You have two related questions on Databricks SQL Warehouse (serverless) cost attribution and resource sharing across workspaces. Here’s a clear answer based on current Databricks capabilities and industry practice.
Tracing Costs per Use Case (SQL Warehouse/Serverless)
Direct cost attribution within Databricks for individual use cases—such as by Unity Catalog, catalog, or schema—is not natively supported to the granularity you describe, if you use a single SQL warehouse per workspace. Costs are generally tracked by warehouse or cluster, not by executed queries or the accessed metastore/catalog. However, there are some strategies to improve cost visibility:
Available Approaches
-
Tags on Warehouses/Clusters: While you already know about tags, these assign costs per resource, not per query or catalog accessed. If use cases share a warehouse, this won’t help for fine-grained analysis.
-
Databricks System Billing Usage Table: This table provides data at the warehouse/cluster/user/job level, but not by Unity Catalog object (catalog/schema).
-
Audit Logs & Query History: Databricks captures query history, user activity, and can log which Unity Catalog objects (catalog and schema/table) are accessed per query.
Custom Cost Attribution by Query Audit
-
Export Query Logs: Query logs can be exported or accessed via the information_schema.query_history or system.access.audit table. These logs capture user/query, catalog, schema, and table access.
-
Estimate Per-Query Costs: Combine query logs with warehouse usage metrics (total cost, execution time, etc.). You can attribute a share of warehouse cost to each query based on execution duration, data scanned, or other metrics.
-
Aggregate by Catalog/Schema: Aggregate at your required level (catalog or schema) to estimate costs using the derived per-query share.
This approach won’t be perfectly precise, but it gives a data-driven approximation for cost per use case (“catalog” or “schema”) within a warehouse.
Why True Metering per Catalog Isn’t Native
Databricks bills compute at the warehouse or cluster level—so native metering by schema/catalog is unavailable. Fine-grained metering risks performance hits and audit log inflation; custom analysis using exported logs is the best workaround.
Sharing SQL Warehouse/Serverless Across Workspaces
Currently, Databricks SQL Warehouses (serverless or classic) are not shareable natively across workspaces.
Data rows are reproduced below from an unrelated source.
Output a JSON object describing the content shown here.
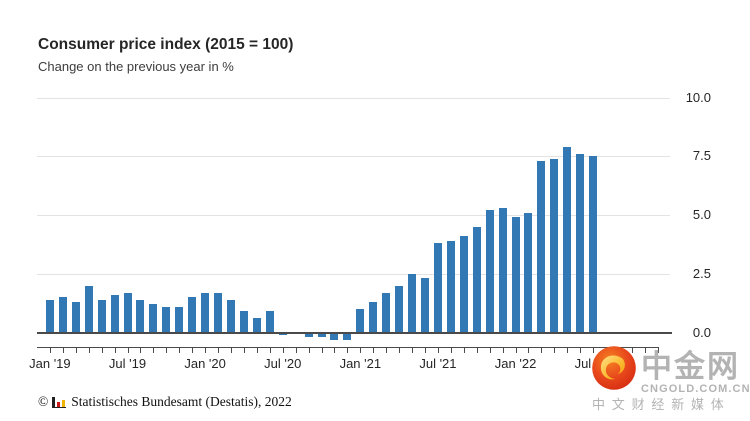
{
  "header": {
    "title": "Consumer price index (2015 = 100)",
    "subtitle": "Change on the previous year in %"
  },
  "chart_data": {
    "type": "bar",
    "title": "Consumer price index (2015 = 100)",
    "subtitle": "Change on the previous year in %",
    "ylabel": "Change on the previous year in %",
    "bar_color": "#3178b5",
    "grid": true,
    "legend": "none",
    "yticks": [
      0.0,
      2.5,
      5.0,
      7.5,
      10.0
    ],
    "ylim": [
      -0.5,
      10.0
    ],
    "yaxis_side": "right",
    "xaxis_tick_count": 48,
    "xtick_labels": [
      "Jan '19",
      "Jul '19",
      "Jan '20",
      "Jul '20",
      "Jan '21",
      "Jul '21",
      "Jan '22",
      "Jul '22"
    ],
    "x": [
      "Jan '19",
      "Feb '19",
      "Mar '19",
      "Apr '19",
      "May '19",
      "Jun '19",
      "Jul '19",
      "Aug '19",
      "Sep '19",
      "Oct '19",
      "Nov '19",
      "Dec '19",
      "Jan '20",
      "Feb '20",
      "Mar '20",
      "Apr '20",
      "May '20",
      "Jun '20",
      "Jul '20",
      "Aug '20",
      "Sep '20",
      "Oct '20",
      "Nov '20",
      "Dec '20",
      "Jan '21",
      "Feb '21",
      "Mar '21",
      "Apr '21",
      "May '21",
      "Jun '21",
      "Jul '21",
      "Aug '21",
      "Sep '21",
      "Oct '21",
      "Nov '21",
      "Dec '21",
      "Jan '22",
      "Feb '22",
      "Mar '22",
      "Apr '22",
      "May '22",
      "Jun '22",
      "Jul '22"
    ],
    "values": [
      1.4,
      1.5,
      1.3,
      2.0,
      1.4,
      1.6,
      1.7,
      1.4,
      1.2,
      1.1,
      1.1,
      1.5,
      1.7,
      1.7,
      1.4,
      0.9,
      0.6,
      0.9,
      -0.1,
      0.0,
      -0.2,
      -0.2,
      -0.3,
      -0.3,
      1.0,
      1.3,
      1.7,
      2.0,
      2.5,
      2.3,
      3.8,
      3.9,
      4.1,
      4.5,
      5.2,
      5.3,
      4.9,
      5.1,
      7.3,
      7.4,
      7.9,
      7.6,
      7.5
    ]
  },
  "footer": {
    "copyright": "©",
    "source": "Statistisches Bundesamt (Destatis), 2022"
  },
  "watermark": {
    "brand": "中金网",
    "domain": "CNGOLD.COM.CN",
    "tagline": "中文财经新媒体",
    "logo_color": "#e2391f",
    "swirl_color": "#fbbf3b",
    "text_color": "#b3b3b3"
  }
}
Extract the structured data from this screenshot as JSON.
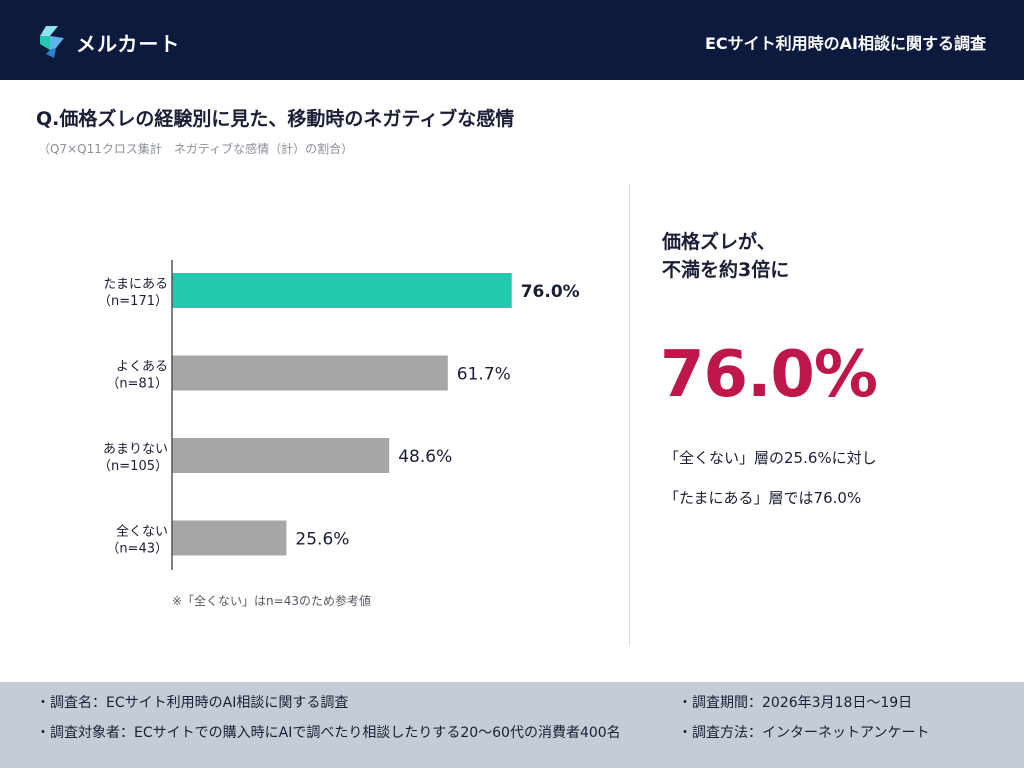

A warehouse is scoped to a single workspace, and access is managed by its workspace-level security context.
Typical Approaches for Analytics Frontends
-
Direct Workspace Connection: Tools like Power BI or Tableau must connect to a specific workspace's SQL Warehouse endpoint.
-
Repeat Setup: For shared consumption across multiple workspaces, replicate warehouse configuration (and data sources) in each workspace.
-
Unity Catalog Data Sharing: Data (not compute) can be shared across workspaces using Unity Catalog's data sharing capabilities, but not the SQL Warehouse compute resource itself.
Alternatives
-
Common Workspace for Shared Analytics: Set up one "analytics" workspace with shared SQL Warehouses, and connect frontends there.
-
APIs/External Query Services: Build APIs or service layers that sit atop the warehouse and serve multiple frontends, but this requires architectural overhead.
References
Summary:
Cost analysis per catalog or schema in a single warehouse requires exporting query logs and creatively attributing fractions of warehouse cost. SQL Warehouses cannot currently be shared across workspaces—each workspace requires its own warehouse endpoint. Data sharing works via Unity Catalog, but not compute sharing.